On 08/28/2012 10:33 PM, Carl Sturtivant wrote:
On Monday, 27 August 2012 at 00:44:54 UTC, Walter Bright wrote:
On 8/26/2012 4:50 PM, Timon Gehr wrote:
On 08/27/2012 12:41 AM, Walter Bright wrote:
The trouble for function pointers, is that any default args would need
to be part of the type, not the declaration.
They could be made part of the variable declaration.
You mean part of the function pointer variable?

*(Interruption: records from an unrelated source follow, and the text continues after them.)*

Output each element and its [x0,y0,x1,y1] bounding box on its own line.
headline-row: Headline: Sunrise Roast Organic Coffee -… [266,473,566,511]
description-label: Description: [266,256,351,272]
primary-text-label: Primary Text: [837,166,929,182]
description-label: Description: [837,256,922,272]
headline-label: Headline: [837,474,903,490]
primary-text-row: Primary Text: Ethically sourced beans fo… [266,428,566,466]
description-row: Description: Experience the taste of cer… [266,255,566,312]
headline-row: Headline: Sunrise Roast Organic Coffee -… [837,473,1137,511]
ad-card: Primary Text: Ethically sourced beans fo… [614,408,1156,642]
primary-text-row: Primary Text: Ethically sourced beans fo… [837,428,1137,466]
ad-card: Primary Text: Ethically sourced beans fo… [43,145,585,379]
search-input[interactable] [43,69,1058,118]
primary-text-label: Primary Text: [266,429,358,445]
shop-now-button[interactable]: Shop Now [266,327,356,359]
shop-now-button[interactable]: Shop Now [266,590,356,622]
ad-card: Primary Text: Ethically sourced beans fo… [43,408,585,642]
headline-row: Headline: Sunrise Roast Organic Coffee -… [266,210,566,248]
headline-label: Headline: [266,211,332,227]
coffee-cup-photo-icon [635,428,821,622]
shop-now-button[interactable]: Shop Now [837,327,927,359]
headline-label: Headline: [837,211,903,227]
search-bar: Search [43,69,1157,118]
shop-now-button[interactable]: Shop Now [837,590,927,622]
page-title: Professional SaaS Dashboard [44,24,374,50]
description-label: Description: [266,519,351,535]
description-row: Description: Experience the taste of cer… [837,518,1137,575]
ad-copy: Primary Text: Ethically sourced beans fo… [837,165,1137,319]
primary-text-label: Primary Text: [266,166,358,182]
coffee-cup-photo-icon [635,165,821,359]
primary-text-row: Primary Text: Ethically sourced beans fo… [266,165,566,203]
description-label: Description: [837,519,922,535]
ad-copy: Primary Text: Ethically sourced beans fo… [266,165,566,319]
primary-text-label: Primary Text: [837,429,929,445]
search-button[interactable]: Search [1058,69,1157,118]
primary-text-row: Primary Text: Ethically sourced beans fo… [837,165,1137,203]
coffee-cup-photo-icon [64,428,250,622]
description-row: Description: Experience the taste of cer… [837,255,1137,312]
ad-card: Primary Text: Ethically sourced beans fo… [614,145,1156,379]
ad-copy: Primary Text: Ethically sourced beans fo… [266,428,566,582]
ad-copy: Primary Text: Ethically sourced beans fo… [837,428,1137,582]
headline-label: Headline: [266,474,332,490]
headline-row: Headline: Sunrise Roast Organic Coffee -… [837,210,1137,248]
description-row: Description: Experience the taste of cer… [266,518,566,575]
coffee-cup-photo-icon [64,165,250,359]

Consider what you do with a function pointer - you pass it to someone
else. That someone else gets it as a type, not a declaration. I.e. you
lose the default argument information, since that is not attached to
the type.
I think this is the right behavior too. Default arguments are IMHO just
a compact way to write some simply related overloaded functions, e.g. thus:
int sum(int x, int y = 1 ) { return x + y; }
is just a compact way to write
int sum(int x, int y) { return x + y; }
int sum(int x) { return sum(x, 1); }
...
This interpretation is simply wrong.
import std.stdio, std.c.stdlib;
void* alloca20bytes(void* x = alloca(20)){ return x; }
// your suggested transformation:
/+void* alloca20bytes(void* x){ return x; }
void* alloca20bytes(){ return alloca20bytes(alloca(20)); }+/
// would break the caller:
void main(){
auto x = (cast(int*)alloca20bytes())[0..5];
x[] = 0;
x[] += 2;
writeln(x);
}